Download a template RMarkdown file to start from here.

Spatial Points

We are going to start by plotting the locations of all accredited colleges and universities in the U.S.

Go to https://nces.ed.gov/ipeds/datacenter/DataFiles.aspx. Click on HD2022 under Data File. It will download a zip file. Unzip this file and you’ll get hd2022.csv. Put that csv in the same location as this Rmd file.

library(readr)
library(dplyr)
library(sf) #install.packages('sf')

colleges <- read_csv('hd2022.csv') #read in data

Now, we’ll convert the data frame to a spatial data frame (using the sf package). We have to tell it the names of the variables that correspond to the longitude (x) and latitude (y) coordinates. Notice the print out. The number of features are the number of rows (colleges) and the number of fields is the number of variables. A particular characteristic of a spatial data frame is that it has a geometry (e.g. point, line, polygon, multipolygon). What is the geometry for this data set?

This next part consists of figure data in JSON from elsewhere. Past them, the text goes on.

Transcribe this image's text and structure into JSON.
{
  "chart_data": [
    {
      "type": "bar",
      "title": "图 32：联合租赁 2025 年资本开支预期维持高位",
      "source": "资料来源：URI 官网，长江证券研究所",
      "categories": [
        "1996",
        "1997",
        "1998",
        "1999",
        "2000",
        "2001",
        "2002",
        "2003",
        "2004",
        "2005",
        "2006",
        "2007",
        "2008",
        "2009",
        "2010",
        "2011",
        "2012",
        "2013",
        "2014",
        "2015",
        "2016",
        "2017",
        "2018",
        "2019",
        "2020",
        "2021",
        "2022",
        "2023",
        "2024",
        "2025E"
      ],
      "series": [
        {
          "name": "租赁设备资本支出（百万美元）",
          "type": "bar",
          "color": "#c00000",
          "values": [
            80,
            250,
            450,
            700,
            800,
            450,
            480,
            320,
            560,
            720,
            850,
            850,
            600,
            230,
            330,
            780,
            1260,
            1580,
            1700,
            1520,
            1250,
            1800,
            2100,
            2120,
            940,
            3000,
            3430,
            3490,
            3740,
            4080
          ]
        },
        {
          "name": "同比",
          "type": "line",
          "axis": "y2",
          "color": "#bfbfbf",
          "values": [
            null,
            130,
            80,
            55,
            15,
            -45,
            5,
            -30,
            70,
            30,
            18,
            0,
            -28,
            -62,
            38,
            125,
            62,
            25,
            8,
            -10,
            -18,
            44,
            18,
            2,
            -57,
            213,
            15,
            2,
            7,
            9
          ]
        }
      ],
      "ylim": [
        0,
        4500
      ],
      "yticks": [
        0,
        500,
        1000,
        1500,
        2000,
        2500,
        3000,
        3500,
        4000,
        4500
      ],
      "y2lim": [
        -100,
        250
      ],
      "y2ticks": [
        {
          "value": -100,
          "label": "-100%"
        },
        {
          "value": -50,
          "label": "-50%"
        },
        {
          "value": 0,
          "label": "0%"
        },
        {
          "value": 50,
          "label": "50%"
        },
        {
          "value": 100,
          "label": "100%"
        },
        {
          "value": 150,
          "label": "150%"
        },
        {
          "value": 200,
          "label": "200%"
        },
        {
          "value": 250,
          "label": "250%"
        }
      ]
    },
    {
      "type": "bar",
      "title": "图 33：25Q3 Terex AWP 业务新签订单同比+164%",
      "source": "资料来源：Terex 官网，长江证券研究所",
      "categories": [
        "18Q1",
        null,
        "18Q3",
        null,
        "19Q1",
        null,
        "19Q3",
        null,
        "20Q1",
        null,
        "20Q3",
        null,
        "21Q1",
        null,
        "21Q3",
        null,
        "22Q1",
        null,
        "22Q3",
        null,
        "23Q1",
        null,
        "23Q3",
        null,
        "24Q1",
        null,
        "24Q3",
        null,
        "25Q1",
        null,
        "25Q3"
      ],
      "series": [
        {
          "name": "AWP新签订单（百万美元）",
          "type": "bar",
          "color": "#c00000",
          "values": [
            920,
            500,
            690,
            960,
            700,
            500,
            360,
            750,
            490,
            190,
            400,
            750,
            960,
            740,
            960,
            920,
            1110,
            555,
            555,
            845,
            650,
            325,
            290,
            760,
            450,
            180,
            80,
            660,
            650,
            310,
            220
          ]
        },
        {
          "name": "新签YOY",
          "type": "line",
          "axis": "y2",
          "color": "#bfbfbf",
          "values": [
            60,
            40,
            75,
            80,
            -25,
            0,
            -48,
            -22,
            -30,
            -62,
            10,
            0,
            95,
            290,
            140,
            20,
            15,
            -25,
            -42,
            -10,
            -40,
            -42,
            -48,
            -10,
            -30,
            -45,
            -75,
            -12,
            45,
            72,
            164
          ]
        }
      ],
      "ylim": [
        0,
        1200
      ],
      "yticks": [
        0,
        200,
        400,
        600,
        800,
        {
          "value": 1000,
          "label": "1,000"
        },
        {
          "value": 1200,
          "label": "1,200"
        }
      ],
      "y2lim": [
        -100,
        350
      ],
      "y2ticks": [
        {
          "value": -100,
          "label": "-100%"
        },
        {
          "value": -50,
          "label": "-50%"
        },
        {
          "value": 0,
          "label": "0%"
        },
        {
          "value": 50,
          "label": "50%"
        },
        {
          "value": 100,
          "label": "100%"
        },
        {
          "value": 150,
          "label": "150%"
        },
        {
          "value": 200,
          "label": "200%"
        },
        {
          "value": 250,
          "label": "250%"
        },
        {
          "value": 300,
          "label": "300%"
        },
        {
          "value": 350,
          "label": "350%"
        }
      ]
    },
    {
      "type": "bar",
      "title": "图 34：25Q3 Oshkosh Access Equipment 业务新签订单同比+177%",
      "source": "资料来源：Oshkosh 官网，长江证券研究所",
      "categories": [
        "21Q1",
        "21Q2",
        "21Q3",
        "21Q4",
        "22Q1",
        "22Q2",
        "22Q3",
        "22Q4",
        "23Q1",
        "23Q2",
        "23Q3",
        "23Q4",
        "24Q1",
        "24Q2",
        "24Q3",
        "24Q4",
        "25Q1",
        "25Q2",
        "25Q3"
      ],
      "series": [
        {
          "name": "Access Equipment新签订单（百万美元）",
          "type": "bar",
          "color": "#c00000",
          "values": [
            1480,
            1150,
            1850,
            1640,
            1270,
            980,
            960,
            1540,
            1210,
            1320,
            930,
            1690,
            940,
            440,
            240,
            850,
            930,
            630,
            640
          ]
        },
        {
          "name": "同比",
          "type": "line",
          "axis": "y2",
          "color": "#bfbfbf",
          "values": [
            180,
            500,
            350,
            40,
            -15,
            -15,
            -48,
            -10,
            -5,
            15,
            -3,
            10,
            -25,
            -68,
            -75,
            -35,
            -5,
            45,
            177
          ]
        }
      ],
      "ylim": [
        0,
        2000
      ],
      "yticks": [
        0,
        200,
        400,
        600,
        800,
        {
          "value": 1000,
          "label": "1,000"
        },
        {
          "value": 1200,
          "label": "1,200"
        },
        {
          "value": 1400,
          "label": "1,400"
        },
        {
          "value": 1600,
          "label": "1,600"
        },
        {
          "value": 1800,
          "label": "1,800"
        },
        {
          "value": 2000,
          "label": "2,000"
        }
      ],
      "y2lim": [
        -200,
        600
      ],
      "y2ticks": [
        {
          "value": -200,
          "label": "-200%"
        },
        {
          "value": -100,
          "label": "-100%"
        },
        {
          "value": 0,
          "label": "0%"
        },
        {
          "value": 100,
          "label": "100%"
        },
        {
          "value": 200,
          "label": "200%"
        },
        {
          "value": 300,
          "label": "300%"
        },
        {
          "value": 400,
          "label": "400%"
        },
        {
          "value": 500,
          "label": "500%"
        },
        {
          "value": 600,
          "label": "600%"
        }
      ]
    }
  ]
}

colleges <- sf::st_as_sf(colleges, coords = c('LONGITUD','LATITUDE'))
colleges
colleges$geometry

We can plot these points by passing the data set to ggplot() and use geom_sf() to plot the geometry list in the appropriate form (point, line, polygon, etc.). Go ahead and plot the locations of the colleges and universities in MN.

colleges %>% 
  filter(STABBR == 'MN') %>%
  ??

Spatial Polygons

If we’d like the state boundaries, we’ll need to get the those values as a polygon. Thankfully, the maps package has all of that information for us. We’ll convert it to a spatial data frame using the sf package. Notice the geometry type and also note the CRS (Coordinate Reference System).

#install.packages('maps') if needed
states <- st_as_sf(maps::map("state", plot = FALSE, fill = TRUE))

head(states)

In order to plot the points of the colleges on the same plot as the polygons of state boundaries, we need to make sure we are using the same CRS. You might have noticed that the colleges data set didn’t have a CRS listed, so let’s set the CRS of colleges to be the same as the states.

st_crs(colleges) <- st_crs(states) # provide CRS, if it doesn't have an existing CRS

Add to your existing plot of college locations by adding + geom_sf(data = states %>% filter(ID == 'minnesota'), alpha=0). Notice how it knows what type of plot to make based on the geometry type.

Spatial Lines

Now, let’s add more to our map. Let’s add the main state and interstate highways. Go to https://catalog.data.gov/dataset/tiger-line-shapefile-2019-state-minnesota-primary-and-secondary-roads-state-based-shapefile. Click to Download the Shapefile Zip File. Unzip the folder and move this whole folder (named ‘tl_2019_27_prisecroads’) to the same location as the Rmd you are working. Notice the geometry type.

roads <- read_sf('tl_2019_27_prisecroads')
roads <- st_transform(roads, crs = st_crs(states)) # change CRS if it has an existing CRS
roads

Now that we have this spatial data set loaded, let’s add to our previous plot by adding + geom_sf(data = roads %>% filter(RTTYP %in% c('U','I')), color = 'green'). We are first filtering the roads data set to only include U.S. State roads and Interstate highways and coloring them green.

We’ve worked with spatial points, lines, and polygons. So far, we’ve focused only on locations. These plots do not encode any outcome data.

Mapping Data

  1. Think about how might you be able to incorporate the CONTROL of the college (1: Public, 2: Non-Profit Private, 3: For-Profit Private). Try creating a graph with that outcome data visualized on the map.

  2. Let’s consider counties in MN. What if we wanted to aggregate the college information (# of colleges) to a county level?

#install.packages('maps') if needed
counties <- st_as_sf(maps::map("county", plot = FALSE, fill = TRUE))

head(counties)

countiesMN <- counties %>% filter(stringr::str_detect(ID,'minnesota'))

We want to check to see how many colleges are in each county. You can use st_intersects(X,Y) to check to see if the geometry of X intersects with the geometry of Y. In other words, we want to see for each county how many MN college point locations are in the county polygon.

sf::sf_use_s2(FALSE) # avoids an error with spherical geometry.
countiesMN$NumColleges <- st_intersects(countiesMN, colleges %>% filter(STABBR == 'MN')) %>% lengths()

##Create a plot of counties and fill according to the number of colleges

countiesMN %>%
  ???